With these ingrained in the mindset of the whole team, it’s possible to objectively highlight performance issues as a group without starting a witch hunt. When you want to highlight that you feel the definition of done has been watered down and the quality of work is dropping “we are becoming complacent” sends a clear message to everyone in the team about what questions need to be asked and what needs to be done much faster than “it isn’t good enough”.
Lack of effective communication
Awareness that everything, including no communication, is a form of communication. Find opportunities for applying communication/find means of communicating more effectively
Distraction
Combat external factors causing distraction/draw focus
Lack of resources
Rescope/resource
Stress
Find ways to alleviate stress/reduce complexity
Complacency
Reconvene/reshuffle/take regular breaks/cycle feedback more frequently
Lack of teamwork
Redefine ways of working/identify areas of improvement
Pressures
Divert pressure/re-establish pull
Lack of awareness
Investigate/share knowledge
Lack of knowledge
Learn/train
Fatigue
Reduce intensity/collaborate
Lack of assertiveness
Establish roles and responsibilities/request direction. “If nobody is responsible for X, we’re all responsible”
Accepting the Norms (The “we’ve always done it that way…” effect)
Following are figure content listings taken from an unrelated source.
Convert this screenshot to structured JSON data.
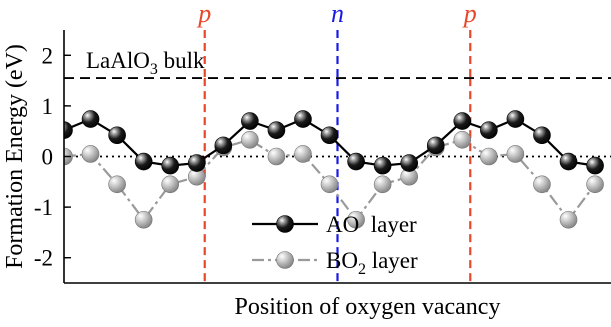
{
  "chart_data": {
    "type": "line",
    "title": "",
    "xlabel": "Position of oxygen vacancy",
    "ylabel": "Formation Energy (eV)",
    "ylim": [
      -2.5,
      2.5
    ],
    "yticks": [
      -2,
      -1,
      0,
      1,
      2
    ],
    "grid": false,
    "legend_position": "bottom-center",
    "annotation": {
      "base": "LaAlO",
      "sub": "3",
      "rest": " bulk",
      "value": 1.55
    },
    "zero_line": 0,
    "region_labels": [
      {
        "text": "p",
        "x": 5.3,
        "color": "#e8472a"
      },
      {
        "text": "n",
        "x": 10.3,
        "color": "#1a1ae6"
      },
      {
        "text": "p",
        "x": 15.3,
        "color": "#e8472a"
      }
    ],
    "xlim": [
      0,
      20.6
    ],
    "series": [
      {
        "name": {
          "base": "AO  layer",
          "sub": "",
          "rest": ""
        },
        "color": "#000000",
        "style": "solid",
        "x": [
          0,
          1,
          2,
          3,
          4,
          5,
          6,
          7,
          8,
          9,
          10,
          11,
          12,
          13,
          14,
          15,
          16,
          17,
          18,
          19,
          20
        ],
        "y": [
          0.52,
          0.74,
          0.42,
          -0.1,
          -0.18,
          -0.13,
          0.22,
          0.7,
          0.52,
          0.74,
          0.42,
          -0.1,
          -0.18,
          -0.13,
          0.22,
          0.7,
          0.52,
          0.74,
          0.42,
          -0.1,
          -0.18
        ]
      },
      {
        "name": {
          "base": "BO",
          "sub": "2",
          "rest": " layer"
        },
        "color": "#9a9a9a",
        "style": "dashdot",
        "x": [
          0,
          1,
          2,
          3,
          4,
          5,
          6,
          7,
          8,
          9,
          10,
          11,
          12,
          13,
          14,
          15,
          16,
          17,
          18,
          19,
          20
        ],
        "y": [
          0.0,
          0.05,
          -0.55,
          -1.25,
          -0.55,
          -0.4,
          0.18,
          0.33,
          0.0,
          0.05,
          -0.55,
          -1.25,
          -0.55,
          -0.4,
          0.18,
          0.33,
          0.0,
          0.05,
          -0.55,
          -1.25,
          -0.55
        ]
      }
    ]
  }
}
Contrast with other teams/review processes and framework
Note that each of the dirty dozen has more than one positive response that will deliver benefits to everyone (there are many more unlisted, see here.
There’s less room for debate over whether something’s working optimally when the outcome is an improvement or a confidence check, so highlighting a risk in this format allows for matters to be tackled immediately and with buy-in from the whole team.
Ideally, this means bringing it into Software Engineering at a college level, if not sooner, but there are things that can be done to bring it into your current teams too.
Agile’s “people over processes” value is the beginning of this. Focus on excellence within your teams, drive out issues as a team and keep in mind how interactions between individuals are the points of failure (and improvement) not the individuals themselves.
“When a flower doesn’t bloom, you fix the environment in which it grows, not the flower…” Alexander Den Heijer.